4 Istituto Pasteur Fondazione Cenci Bolognetti, Sapienza University of Rome, P.le A. Moro, 5 - 00185 Rome, Italy.
*To whom correspondence should be addressed. Prof. Anna Tramontano, E-mail: anna.tramontano@uniroma1.it

Received October 26, 2010
Revision received March 17, 2011
Accepted March 22, 2011
Bioinformatics (2011) doi: 10.1093/bioinformatics/btr198 First published online: April 15, 2011  

Abstract

Motivation: Analysis of the human genome revealed that the amount of transcribed sequence is an order of magnitude greater than the number of predicted and well characterized genes. A sizeable fraction of these transcripts is related to alternatively spliced forms of known protein coding genes. Inspection of the alternatively spliced transcripts identified in the pilot phase of the ENCODE project has clearly shown that often their structure might substantially differ from that of other isoforms of the same gene, and therefore that they might perform unrelated functions, or that they might even not correspond to a functional protein. Identifying these cases is obviously relevant for the functional assignment of gene products and for the interpretation of the effect of variations in the corresponding proteins. 

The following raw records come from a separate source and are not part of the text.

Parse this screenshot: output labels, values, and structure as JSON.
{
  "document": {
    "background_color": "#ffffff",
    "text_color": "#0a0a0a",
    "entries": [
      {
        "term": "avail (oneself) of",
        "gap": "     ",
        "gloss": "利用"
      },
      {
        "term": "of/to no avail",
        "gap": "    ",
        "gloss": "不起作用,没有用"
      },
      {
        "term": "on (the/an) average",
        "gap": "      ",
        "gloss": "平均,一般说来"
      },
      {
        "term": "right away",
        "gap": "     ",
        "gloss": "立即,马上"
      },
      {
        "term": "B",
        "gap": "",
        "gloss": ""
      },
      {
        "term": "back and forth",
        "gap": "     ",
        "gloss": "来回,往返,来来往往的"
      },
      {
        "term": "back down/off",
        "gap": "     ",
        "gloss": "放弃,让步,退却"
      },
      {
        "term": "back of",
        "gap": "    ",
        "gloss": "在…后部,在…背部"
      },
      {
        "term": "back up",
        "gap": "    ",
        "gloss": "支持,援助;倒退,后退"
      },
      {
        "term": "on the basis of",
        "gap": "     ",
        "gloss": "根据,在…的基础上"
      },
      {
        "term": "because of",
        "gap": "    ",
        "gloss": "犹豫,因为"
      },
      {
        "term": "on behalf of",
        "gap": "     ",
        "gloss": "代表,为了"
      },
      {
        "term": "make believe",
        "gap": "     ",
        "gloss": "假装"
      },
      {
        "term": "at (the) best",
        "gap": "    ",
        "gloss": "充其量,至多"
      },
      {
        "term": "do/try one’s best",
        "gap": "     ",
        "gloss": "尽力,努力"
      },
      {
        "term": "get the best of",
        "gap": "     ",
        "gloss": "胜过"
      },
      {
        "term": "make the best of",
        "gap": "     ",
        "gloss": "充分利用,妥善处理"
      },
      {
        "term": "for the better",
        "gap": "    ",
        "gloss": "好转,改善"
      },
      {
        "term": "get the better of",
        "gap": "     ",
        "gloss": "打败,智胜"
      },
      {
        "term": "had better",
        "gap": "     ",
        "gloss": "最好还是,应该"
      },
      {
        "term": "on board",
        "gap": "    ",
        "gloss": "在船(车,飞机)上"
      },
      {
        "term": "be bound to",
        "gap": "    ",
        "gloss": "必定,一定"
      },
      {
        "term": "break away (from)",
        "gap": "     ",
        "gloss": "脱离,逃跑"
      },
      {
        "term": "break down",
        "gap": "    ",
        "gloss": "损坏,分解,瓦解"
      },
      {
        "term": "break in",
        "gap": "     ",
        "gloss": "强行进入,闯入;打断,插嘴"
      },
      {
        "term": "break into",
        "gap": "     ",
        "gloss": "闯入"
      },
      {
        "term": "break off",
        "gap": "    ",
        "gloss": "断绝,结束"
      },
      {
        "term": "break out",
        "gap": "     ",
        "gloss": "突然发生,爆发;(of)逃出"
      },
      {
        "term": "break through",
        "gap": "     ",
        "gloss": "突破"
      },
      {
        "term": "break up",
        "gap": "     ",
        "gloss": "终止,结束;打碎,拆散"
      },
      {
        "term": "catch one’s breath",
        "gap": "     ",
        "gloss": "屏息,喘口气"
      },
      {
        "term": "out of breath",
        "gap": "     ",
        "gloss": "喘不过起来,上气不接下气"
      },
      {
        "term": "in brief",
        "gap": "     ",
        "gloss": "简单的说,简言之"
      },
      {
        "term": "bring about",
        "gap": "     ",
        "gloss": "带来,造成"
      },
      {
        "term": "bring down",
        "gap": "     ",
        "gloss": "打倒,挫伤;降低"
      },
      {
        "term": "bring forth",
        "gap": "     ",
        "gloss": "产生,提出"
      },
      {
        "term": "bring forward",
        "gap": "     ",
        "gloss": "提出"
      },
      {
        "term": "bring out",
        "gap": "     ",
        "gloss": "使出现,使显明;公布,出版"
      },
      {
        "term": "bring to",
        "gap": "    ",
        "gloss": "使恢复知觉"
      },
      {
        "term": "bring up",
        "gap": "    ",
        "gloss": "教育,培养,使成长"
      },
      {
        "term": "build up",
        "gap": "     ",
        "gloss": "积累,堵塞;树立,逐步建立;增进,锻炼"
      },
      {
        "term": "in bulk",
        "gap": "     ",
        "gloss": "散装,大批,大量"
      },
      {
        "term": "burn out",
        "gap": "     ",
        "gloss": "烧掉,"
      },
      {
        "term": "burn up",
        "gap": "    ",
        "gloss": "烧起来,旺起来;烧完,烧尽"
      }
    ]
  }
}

Results: Here we describe a publicly available tool that, given a gene or a protein, retrieves and analyses all its annotated isoforms, provides users with three-dimensional models of the isoform(s) of his/her interest whenever possible and automatically assesses whether homology derived structural models correspond to plausible structures. This information is clearly relevant. When the homology model of some isoforms of a gene does not seem structurally plausible, the implications are that either they assume a structure unrelated to that of the other isoforms of the same gene with presumably significant functional differences, or do not correspond to functional products. We provide indications that the second hypothesis is likely to be true for a substantial fraction of the cases. 

Wednesday 13 April 2011

Splicing isoforms modeling, peptidomimetics and molecular dynamic made easy

This new season is started with 3 new accepted papers. Here a brief introduction, I will give more details very soon for each of them:


  1. MaƬstas (Bioinformatics, first name), a fully automatic pipeline aimed at building and assessing three-dimensional models for alternative splicing isoforms. The server builds, when possible, comparative structural models for all the splicing isoforms of a submitted gene or set of genes. The models are then analysed in terms of their suitability to exist in the monomeric state, i.e. when a warning appears in the model assessment, it cannot be excluded the possibility that other multimeric state may stabilize the structure. Moreover, the splicing isoform exonic coordinates are mapped on the final models.
  2. pep:MMs:MIMIC (Nucleic Acid Research, Web Server Issue, first name), a web-oriented tool that, given a peptide three-dimensional structure, is able to automate a multiconformers three-dimensional similarity search among 17 million of conformers calculated from 3.9 million of commercially available chemicals collected in the MMsINC database.
  3. ClickMD (Future Medicinal Chemistry), a web-based explicit solvent molecular dynamic simulator. ClickMD performs minimization, equilibration phase and a short run of classical MD. ClickMD works with PDB files of protein and peptides. You just needs a valid PDB file to start the MD simulation! You will receive an e-mail at the end of the simulation containing a link to a web page where you can download the MD results as: log files, trajectory files, energy and RMSD representations and graphs.